Thursday, 18 August 2011
Sometimes in life we feel that what's happening to us is not fair. We feel that people are not being fair and good to us. We feel betrayed. Sometimes we feel that we do not know whom to trust, we feel that we've given and done our best, yet, our best is not enough for others. At times we question, why some people have all the luck in the world and we don't. we feel as if we are always on the losing side. Sometimes we wonder do other people actually go through what we have gone through, do they feel the sadness, the disappointment, the frustration that we have felt. We wonder and we question. When we keep wondering and questioning, we tend to come up with our own answers; we complain. We complain on each and every issue that we could find. We try to make others feel miserable just because we are not happy. We envy of others' happiness. Little do we realise that everyone in this world would have gone through and will eventually go through what we've gone through. Allah is fair. So, be grateful in life. Be happy for others and we will always be happy. Treat others like how we want to be treated. Hatred should be demolished in our heart and mind. Always believe that whatever Allah has installed for us, it is for the best. Allah is Almighty, He loves us and He is always there for us. So, when you are faced with any challenges in life, be grateful, don't complain. Remember Allah is there for those who believe.

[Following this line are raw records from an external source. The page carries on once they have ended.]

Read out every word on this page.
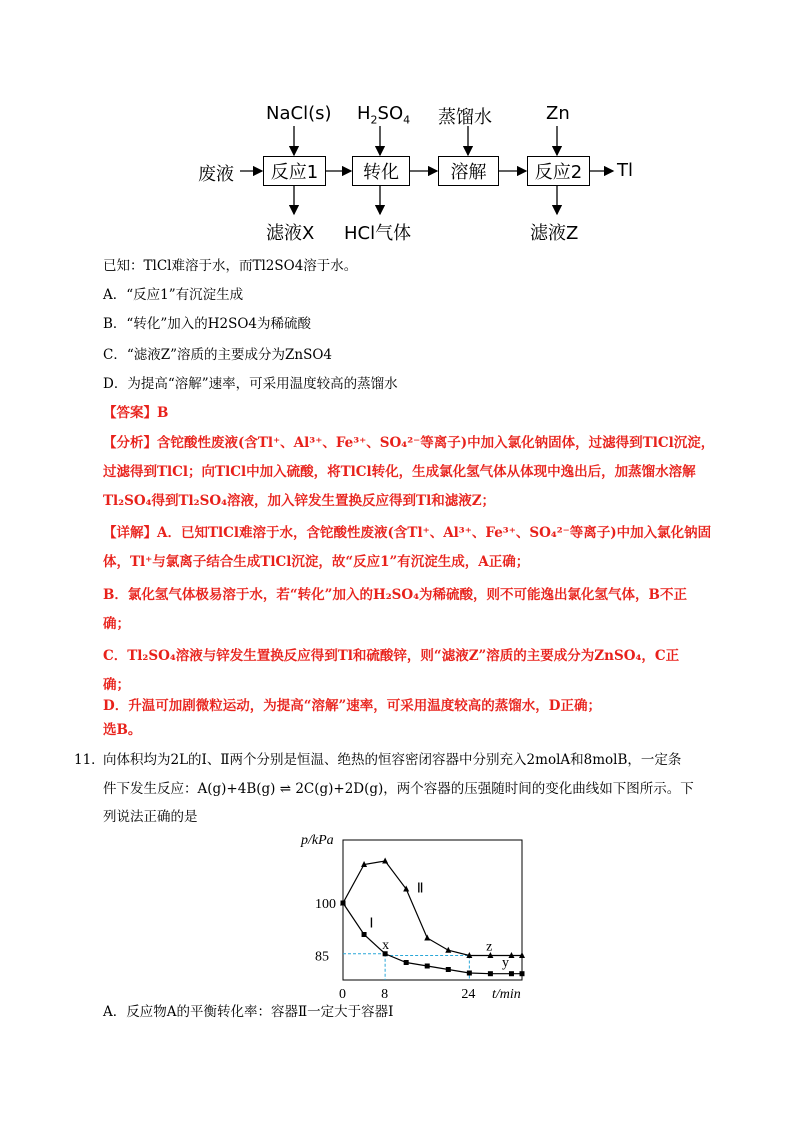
NaCl(s) $H_2SO_4$ 蒸馏水	Zn
废液	反应1	转化	溶解	反应2	Tl
滤液X HCl气体	滤液Z
已知：TlCl难溶于水，而Tl2SO4溶于水。
A．“反应1”有沉淀生成
B．“转化”加入的H2SO4为稀硫酸
C．“滤液Z”溶质的主要成分为ZnSO4
D．为提高“溶解”速率，可采用温度较高的蒸馏水
【答案】B
【分析】含铊酸性废液(含Tl⁺、Al³⁺、Fe³⁺、SO₄²⁻等离子)中加入氯化钠固体，过滤得到TlCl沉淀，
过滤得到TlCl；向TlCl中加入硫酸，将TlCl转化，生成氯化氢气体从体现中逸出后，加蒸馏水溶解
Tl₂SO₄得到Tl₂SO₄溶液，加入锌发生置换反应得到Tl和滤液Z；
【详解】A．已知TlCl难溶于水，含铊酸性废液(含Tl⁺、Al³⁺、Fe³⁺、SO₄²⁻等离子)中加入氯化钠固
体，Tl⁺与氯离子结合生成TlCl沉淀，故“反应1”有沉淀生成，A正确；
B．氯化氢气体极易溶于水，若“转化”加入的H₂SO₄为稀硫酸，则不可能逸出氯化氢气体，B不正
确；
C．Tl₂SO₄溶液与锌发生置换反应得到Tl和硫酸锌，则“滤液Z”溶质的主要成分为ZnSO₄，C正
确；
D．升温可加剧微粒运动，为提高“溶解”速率，可采用温度较高的蒸馏水，D正确；
选B。
11．
向体积均为2L的Ⅰ、Ⅱ两个分别是恒温、绝热的恒容密闭容器中分别充入2molA和8molB，一定条
件下发生反应：A(g)+4B(g) ⇌ 2C(g)+2D(g)，两个容器的压强随时间的变化曲线如下图所示。下
列说法正确的是
p/kPa
t/min
0	8	24
85
100
Ⅰ
Ⅱ
x
y
z
A．反应物A的平衡转化率：容器Ⅱ一定大于容器Ⅰ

It has been a year or maybe more since my last blog. A lot has happened. For starters, I am no longer a lecturer in JAD, I am now happily lecturing in UiTM Shah Alam. I must admit, it was pretty difficult for me to adapt to the new surroundings and environment at first, but, a year has passed and I think I am adapting to things here rather well. Although I do miss being in JAD and miss teaching the students, I find that being a part of UiTM is interesting. I meet new students every semester, this is certainly a plus point seeing new faces every semester, but I have to figure out a way on how to overcome my weakness though - my failure of remembering students' names. It can be rather frustrating at times. Perhaps my long-term memory is getting shorter by the day, hm.... My colleagues here are nice and very helpful. Two things that I find myself still trying to tune to are the 18 hours of teaching and also working in a big group. I was the only English lecturer in JAD for about 7 years, so the transition does take time. I'm still juggling with teaching classes and my PhD research which is, by the way, moving like a turtle. Wonder when it's going to transform to the speed of a horse (at least). I have a feeling that maybe my supervisor is regretting taking me as her supervisee coz I am super slow, hahaha. Alhamdulillah, I have a wonderful hubby who is always there and also my good friends. Whatever it is, don't give up, they say. Alrighty then, I will not give up!